Pour l’opposition, certains chiffres avancés par le texte ne sont pas explicites, avec de surcroît des mesures fiscales qui impactent le pouvoir d’achat des Marocains.
Par C. Jaidani
Le passage du projet de Loi de Finances 2022 à la Chambre des conseillers pour approbation a été l’occasion pour le gouvernement et les organes représentés d’apporter quelques amendements ou de mettre en exergue certains aspects.
L’une des annonces phares confirmées par Nadia Fettah Alaoui, ministre de l’Économie et des Finances, concerne les besoins de financement qui seront couverts par le recours aux emprunts à moyen et long termes (65,4 milliards de DH sur le marché intérieur et 40 milliards de DH par les bailleurs de fonds étrangers). Elle a rejeté catégoriquement le recours à la planche à billets pour financer le déficit public.
Une option qui entraîne automatiquement la hausse de l’inflation, la baisse des réserves de change et le manque de confiance dans l’économie et la monnaie nationale. Le PLF 2022 n’a pas échappé aux critiques des hommes politiques, dont notamment ceux de l’opposition. Mostafa Ibrahimi, député du PJD, a estimé que «les chiffres avancés par le PLF 2022 ne sont pas explicites et certains sont illogiques. Les sources de financement ne sont pas assez précises, surtout que le Royaume devrait s’endetter davantage pour combler le déficit et faire face à certaines dépenses publiques. Le texte n’a pas pris en considération la flambée record des produits à l’international, dont certains sont en grande partie importés, dont notamment les hydrocarbures, les produits de base (blé, sucre, oléagineux, thé,…), sans oublier les matériaux de construction».

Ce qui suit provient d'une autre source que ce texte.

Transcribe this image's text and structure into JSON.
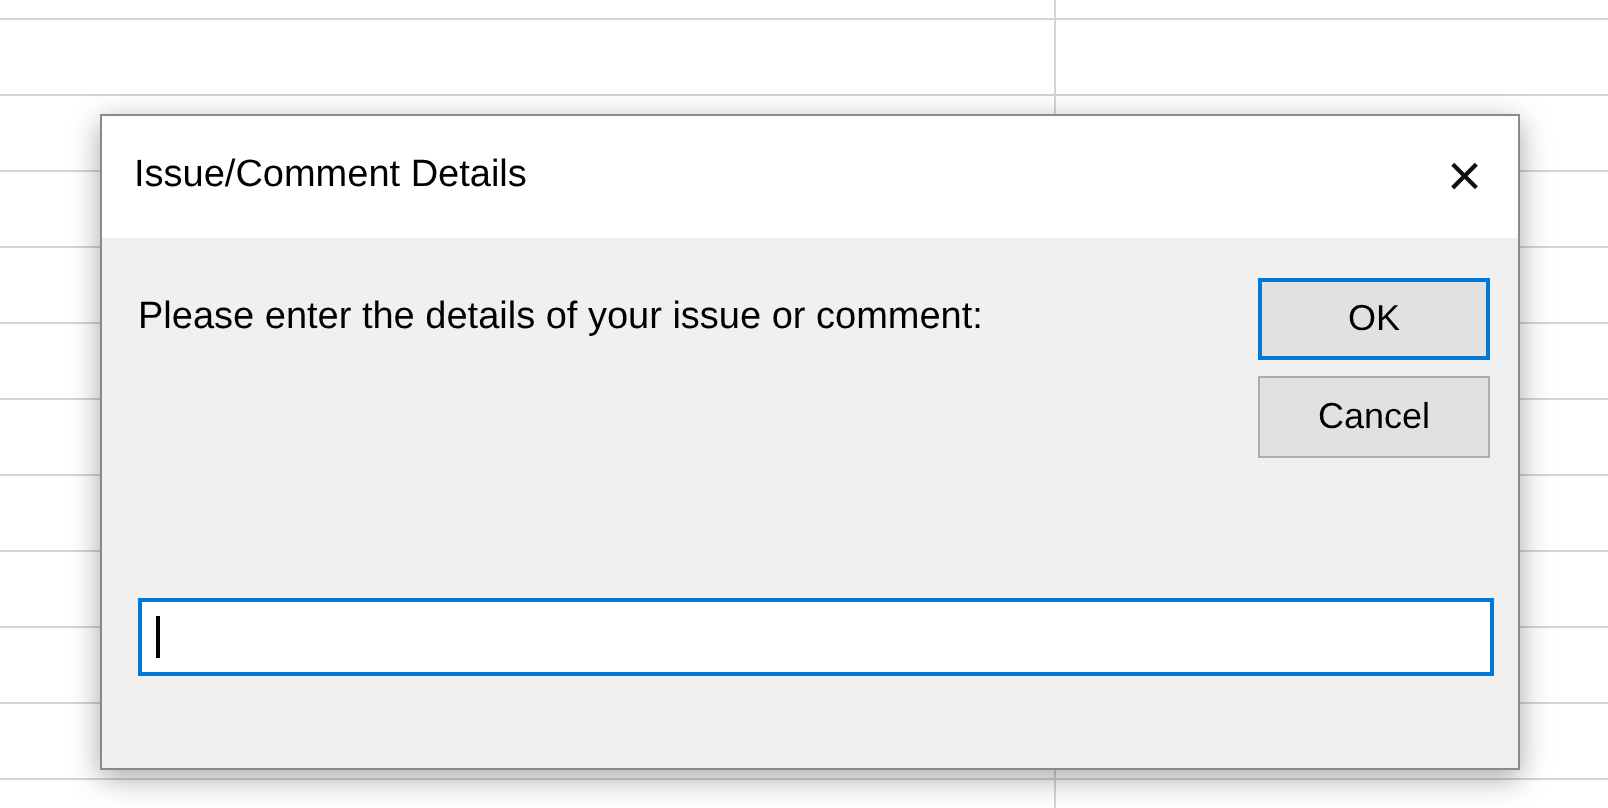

Pour sa part, Abdeslam Seddiki, ancien ministre et membre du bureau politique du PPS, a souligné que «le PLF 2022 est plutôt un texte ordinaire qui n’apporte pas d’innovations majeures. Il n’a pas pris en considération les engagements pris dans la déclaration gouvernementale. On note la présence de plusieurs mesures fiscales, dont certaines impactent le pouvoir d’achat des Marocains. On s’attendait plutôt à la mise à exécution des dispositions de la loi cadre du système fiscal marocain, dont notamment l’élargissement de l’assiette, la lutte contre la fraude et la réduction de la pression fiscale sur les bas revenus».
Il a souligné que «le PLF 2022 a avancé le chiffre de 250 milliards de DH comme investissement, soit 20% du PIB. Mais dans le meilleur des cas, le taux de réalisation de ces investissements ne dépasse guère les 70%. Il faut à ce niveau améliorer l’efficacité de la gouvernance, dont le respect des délais et le rendement des projets». Outre les critiques de l’opposition, Nadia Fettah Alaoui a été interpellée par des conseillers de la majorité sur plusieurs points, dont notamment le contrôle et l’évasion fiscale. «Il faut de nouvelles mesures pour lutter contre l’informel et assurer plus d’équité fiscale. Il faut investir de nouveaux moyens plus innovants, comme la digitalisation pour renforcer le contrôle. Ce sont les mêmes qui payent l’impôt et ce modèle n’a plus raison d’exister», déplore Amine Baroudi, conseiller du RNI. Lors de la discussion du PLF 2022, il a été évoqué également la mobilisation du gouvernement pour la réussite du chantier de la protection sociale. Pour ce faire, 6 décrets d’application ont été approuvés.
Ces textes ont trait au régime de l'Assurance maladie obligatoire (AMO) portant création d'un régime de pensions au profit des catégories des professionnels, des travailleurs indépendants et des personnes non-salariées exerçant une activité libérale, ce qui permettra à environ 3 millions de commerçants, artisans, prestataires de services et leurs proches de bénéficier de l'AMO à partir du 1er décembre 2021. «Pour réussir la généralisation de la protection sociale, il est impératif de prendre en considération l’environnement socioéconomique des Marocains, surtout les populations les plus vulnérables. Il faut adopter une approche plus pragmatique et plus réaliste, sinon ce chantier sera voué à l’échec», souligne Loubna Alaoui, conseillère de l’Union marocaine du travail (UMT).